Esta exposición nos propone que miremos al mismo tiempo dos obras de Valeriano, el pintor, una de las cuales es un retrato que hizo a su hermano Gustavo Adolfo, el poeta. No es el retrato por antonomasia del romanticismo español que acabaría figurando en los poco románticos billetes de banco, a los que el poeta se refirió amargamente en una de sus rimas, sino otro, un apunte a lápiz en la hoja de un álbum de viaje, concretamente el que ambos hicieron a Veruela, hoy mítico y célebre.

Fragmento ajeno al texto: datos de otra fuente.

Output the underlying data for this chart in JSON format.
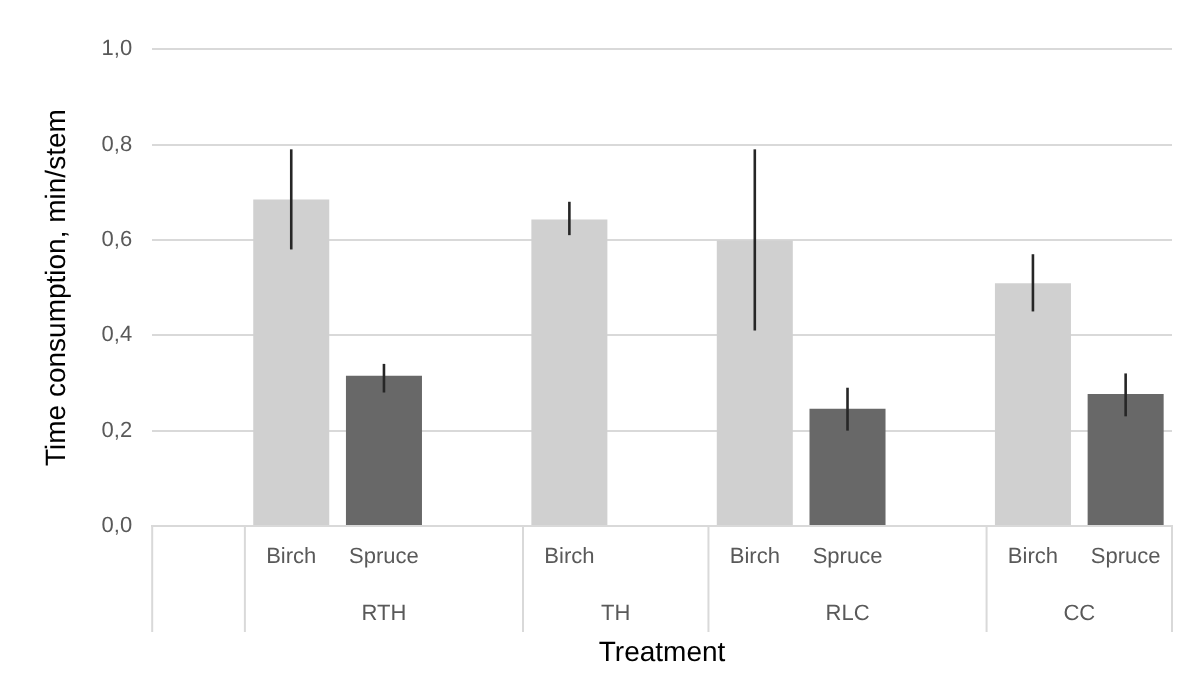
{
  "chart_data": {
    "type": "bar",
    "xlabel": "Treatment",
    "ylabel": "Time consumption, min/stem",
    "categories": [
      null,
      "Birch",
      "Spruce",
      null,
      "Birch",
      null,
      "Birch",
      "Spruce",
      null,
      "Birch",
      "Spruce"
    ],
    "values": [
      null,
      0.685,
      0.315,
      null,
      0.643,
      null,
      0.599,
      0.246,
      null,
      0.509,
      0.277
    ],
    "colors": [
      "#d0d0d0",
      "#d0d0d0",
      "#686868",
      "#d0d0d0",
      "#d0d0d0",
      "#d0d0d0",
      "#d0d0d0",
      "#686868",
      "#d0d0d0",
      "#d0d0d0",
      "#686868"
    ],
    "errors": [
      null,
      [
        0.58,
        0.79
      ],
      [
        0.28,
        0.34
      ],
      null,
      [
        0.61,
        0.68
      ],
      null,
      [
        0.41,
        0.79
      ],
      [
        0.2,
        0.29
      ],
      null,
      [
        0.45,
        0.57
      ],
      [
        0.23,
        0.32
      ]
    ],
    "annotations": [
      "RTH",
      "TH",
      "RLC",
      "CC"
    ],
    "ylim": [
      0,
      1
    ],
    "yticks": [
      {
        "value": 0,
        "label": "0,0"
      },
      {
        "value": 0.2,
        "label": "0,2"
      },
      {
        "value": 0.4,
        "label": "0,4"
      },
      {
        "value": 0.6,
        "label": "0,6"
      },
      {
        "value": 0.8,
        "label": "0,8"
      },
      {
        "value": 1,
        "label": "1,0"
      }
    ],
    "grid": "y",
    "legend": false
  }
}
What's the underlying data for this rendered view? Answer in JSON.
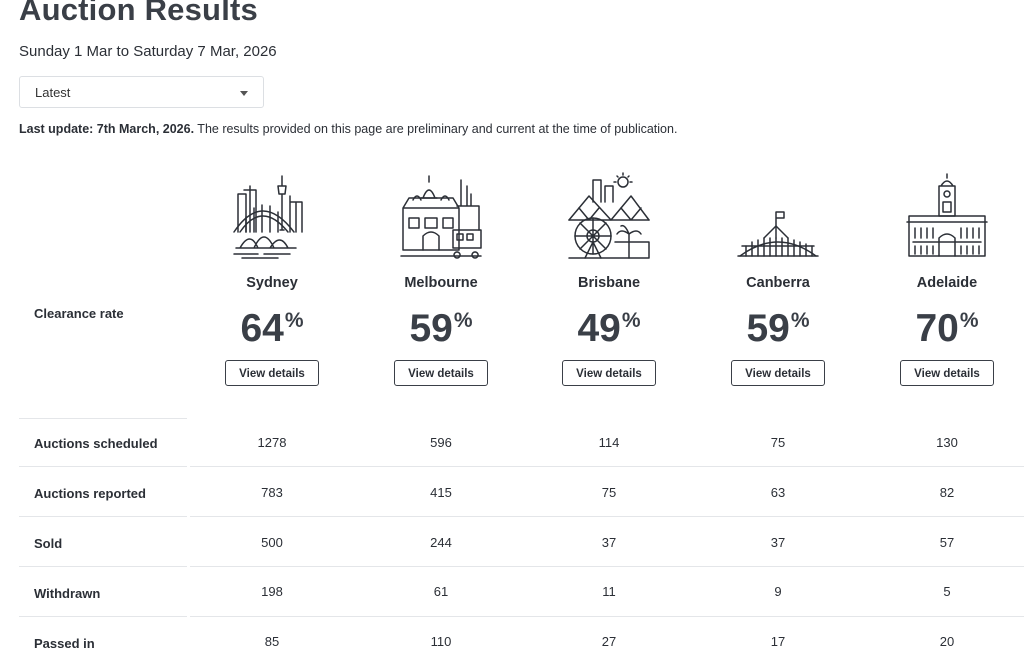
{
  "page": {
    "title": "Auction Results",
    "date_range": "Sunday 1 Mar to Saturday 7 Mar, 2026",
    "period_select": {
      "value": "Latest"
    },
    "last_update_label": "Last update: 7th March, 2026.",
    "last_update_note": " The results provided on this page are preliminary and current at the time of publication."
  },
  "clearance_label": "Clearance rate",
  "percent_sign": "%",
  "view_details_label": "View details",
  "cities": [
    {
      "name": "Sydney",
      "clearance_rate": "64",
      "illustration": "sydney-skyline-icon"
    },
    {
      "name": "Melbourne",
      "clearance_rate": "59",
      "illustration": "melbourne-skyline-icon"
    },
    {
      "name": "Brisbane",
      "clearance_rate": "49",
      "illustration": "brisbane-skyline-icon"
    },
    {
      "name": "Canberra",
      "clearance_rate": "59",
      "illustration": "canberra-parliament-icon"
    },
    {
      "name": "Adelaide",
      "clearance_rate": "70",
      "illustration": "adelaide-town-hall-icon"
    }
  ],
  "rows": [
    {
      "label": "Auctions scheduled",
      "values": [
        "1278",
        "596",
        "114",
        "75",
        "130"
      ]
    },
    {
      "label": "Auctions reported",
      "values": [
        "783",
        "415",
        "75",
        "63",
        "82"
      ]
    },
    {
      "label": "Sold",
      "values": [
        "500",
        "244",
        "37",
        "37",
        "57"
      ]
    },
    {
      "label": "Withdrawn",
      "values": [
        "198",
        "61",
        "11",
        "9",
        "5"
      ]
    },
    {
      "label": "Passed in",
      "values": [
        "85",
        "110",
        "27",
        "17",
        "20"
      ]
    }
  ],
  "colors": {
    "text": "#2b2f36",
    "heading": "#3a3f47",
    "divider": "#e4e6e9"
  }
}
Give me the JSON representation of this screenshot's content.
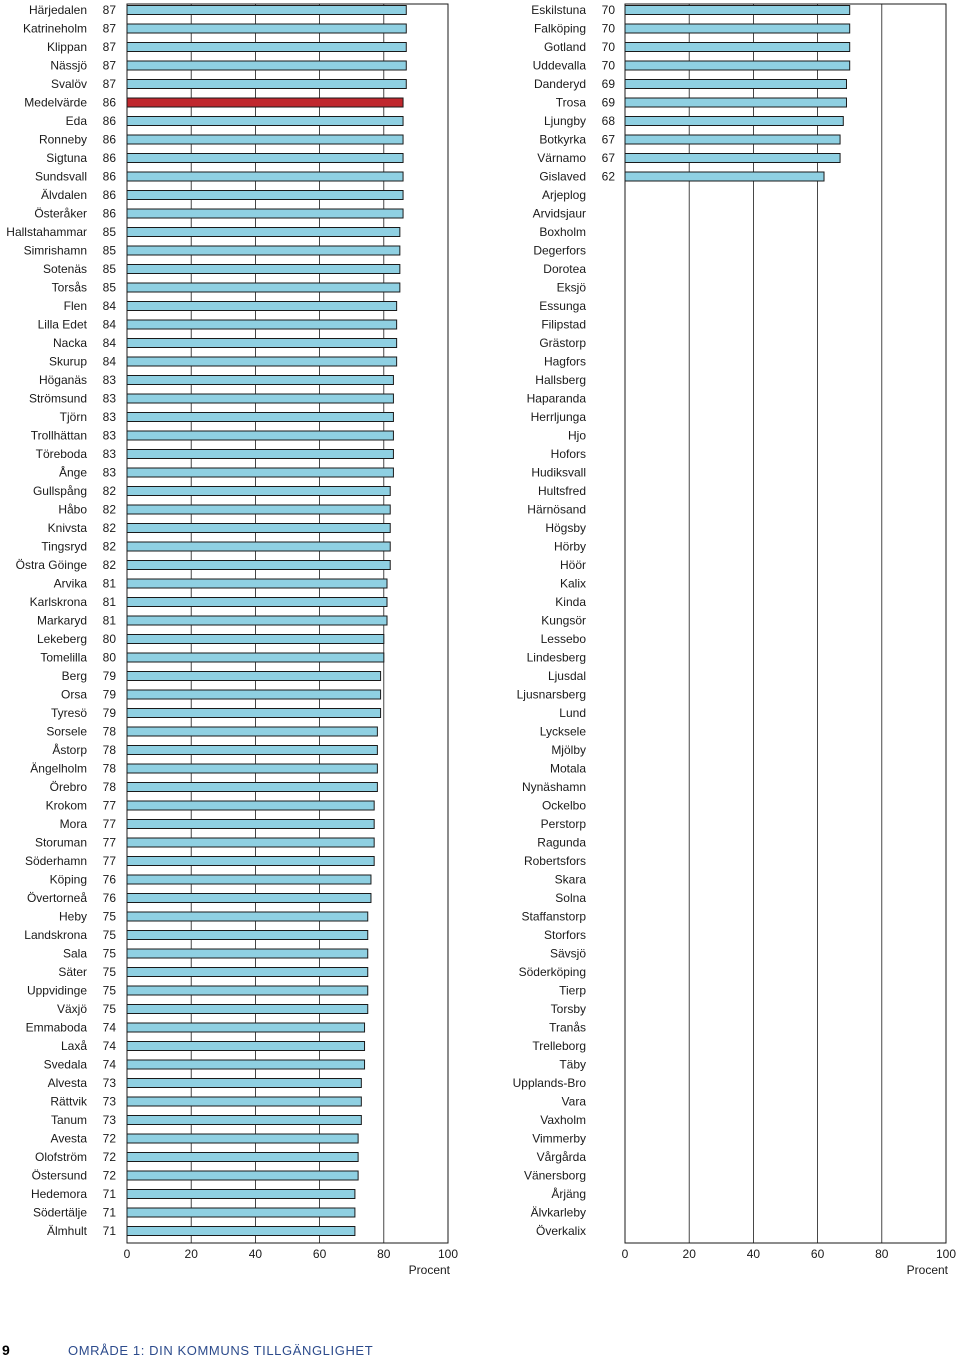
{
  "chart_data": [
    {
      "type": "bar",
      "orientation": "horizontal",
      "title": "",
      "xlabel": "Procent",
      "ylabel": "",
      "xlim": [
        0,
        100
      ],
      "xticks": [
        "0",
        "20",
        "40",
        "60",
        "80",
        "100"
      ],
      "grid": true,
      "bar_color": "#8fd0e2",
      "highlight_color": "#c0272d",
      "highlight_category": "Medelvärde",
      "categories": [
        "Härjedalen",
        "Katrineholm",
        "Klippan",
        "Nässjö",
        "Svalöv",
        "Medelvärde",
        "Eda",
        "Ronneby",
        "Sigtuna",
        "Sundsvall",
        "Älvdalen",
        "Österåker",
        "Hallstahammar",
        "Simrishamn",
        "Sotenäs",
        "Torsås",
        "Flen",
        "Lilla Edet",
        "Nacka",
        "Skurup",
        "Höganäs",
        "Strömsund",
        "Tjörn",
        "Trollhättan",
        "Töreboda",
        "Ånge",
        "Gullspång",
        "Håbo",
        "Knivsta",
        "Tingsryd",
        "Östra Göinge",
        "Arvika",
        "Karlskrona",
        "Markaryd",
        "Lekeberg",
        "Tomelilla",
        "Berg",
        "Orsa",
        "Tyresö",
        "Sorsele",
        "Åstorp",
        "Ängelholm",
        "Örebro",
        "Krokom",
        "Mora",
        "Storuman",
        "Söderhamn",
        "Köping",
        "Övertorneå",
        "Heby",
        "Landskrona",
        "Sala",
        "Säter",
        "Uppvidinge",
        "Växjö",
        "Emmaboda",
        "Laxå",
        "Svedala",
        "Alvesta",
        "Rättvik",
        "Tanum",
        "Avesta",
        "Olofström",
        "Östersund",
        "Hedemora",
        "Södertälje",
        "Älmhult"
      ],
      "values": [
        87,
        87,
        87,
        87,
        87,
        86,
        86,
        86,
        86,
        86,
        86,
        86,
        85,
        85,
        85,
        85,
        84,
        84,
        84,
        84,
        83,
        83,
        83,
        83,
        83,
        83,
        82,
        82,
        82,
        82,
        82,
        81,
        81,
        81,
        80,
        80,
        79,
        79,
        79,
        78,
        78,
        78,
        78,
        77,
        77,
        77,
        77,
        76,
        76,
        75,
        75,
        75,
        75,
        75,
        75,
        74,
        74,
        74,
        73,
        73,
        73,
        72,
        72,
        72,
        71,
        71,
        71
      ]
    },
    {
      "type": "bar",
      "orientation": "horizontal",
      "title": "",
      "xlabel": "Procent",
      "ylabel": "",
      "xlim": [
        0,
        100
      ],
      "xticks": [
        "0",
        "20",
        "40",
        "60",
        "80",
        "100"
      ],
      "grid": true,
      "bar_color": "#8fd0e2",
      "categories": [
        "Eskilstuna",
        "Falköping",
        "Gotland",
        "Uddevalla",
        "Danderyd",
        "Trosa",
        "Ljungby",
        "Botkyrka",
        "Värnamo",
        "Gislaved",
        "Arjeplog",
        "Arvidsjaur",
        "Boxholm",
        "Degerfors",
        "Dorotea",
        "Eksjö",
        "Essunga",
        "Filipstad",
        "Grästorp",
        "Hagfors",
        "Hallsberg",
        "Haparanda",
        "Herrljunga",
        "Hjo",
        "Hofors",
        "Hudiksvall",
        "Hultsfred",
        "Härnösand",
        "Högsby",
        "Hörby",
        "Höör",
        "Kalix",
        "Kinda",
        "Kungsör",
        "Lessebo",
        "Lindesberg",
        "Ljusdal",
        "Ljusnarsberg",
        "Lund",
        "Lycksele",
        "Mjölby",
        "Motala",
        "Nynäshamn",
        "Ockelbo",
        "Perstorp",
        "Ragunda",
        "Robertsfors",
        "Skara",
        "Solna",
        "Staffanstorp",
        "Storfors",
        "Sävsjö",
        "Söderköping",
        "Tierp",
        "Torsby",
        "Tranås",
        "Trelleborg",
        "Täby",
        "Upplands-Bro",
        "Vara",
        "Vaxholm",
        "Vimmerby",
        "Vårgårda",
        "Vänersborg",
        "Årjäng",
        "Älvkarleby",
        "Överkalix"
      ],
      "values": [
        70,
        70,
        70,
        70,
        69,
        69,
        68,
        67,
        67,
        62,
        null,
        null,
        null,
        null,
        null,
        null,
        null,
        null,
        null,
        null,
        null,
        null,
        null,
        null,
        null,
        null,
        null,
        null,
        null,
        null,
        null,
        null,
        null,
        null,
        null,
        null,
        null,
        null,
        null,
        null,
        null,
        null,
        null,
        null,
        null,
        null,
        null,
        null,
        null,
        null,
        null,
        null,
        null,
        null,
        null,
        null,
        null,
        null,
        null,
        null,
        null,
        null,
        null,
        null,
        null,
        null,
        null
      ]
    }
  ],
  "footer": {
    "page_number": "9",
    "section": "OMRÅDE 1: DIN KOMMUNS TILLGÄNGLIGHET"
  }
}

En el cuadro vemos a un carlista. El carlista fue en el siglo XIX un tipo más, como el bandolero, el majo, el chispero, el torero. Así, pues, se nos propone en esta exposición un cuadro importante de su autor, con su empaque y su ambición, y un boceto, apenas una nota íntima, familiar, en el taller de su vida cotidiana.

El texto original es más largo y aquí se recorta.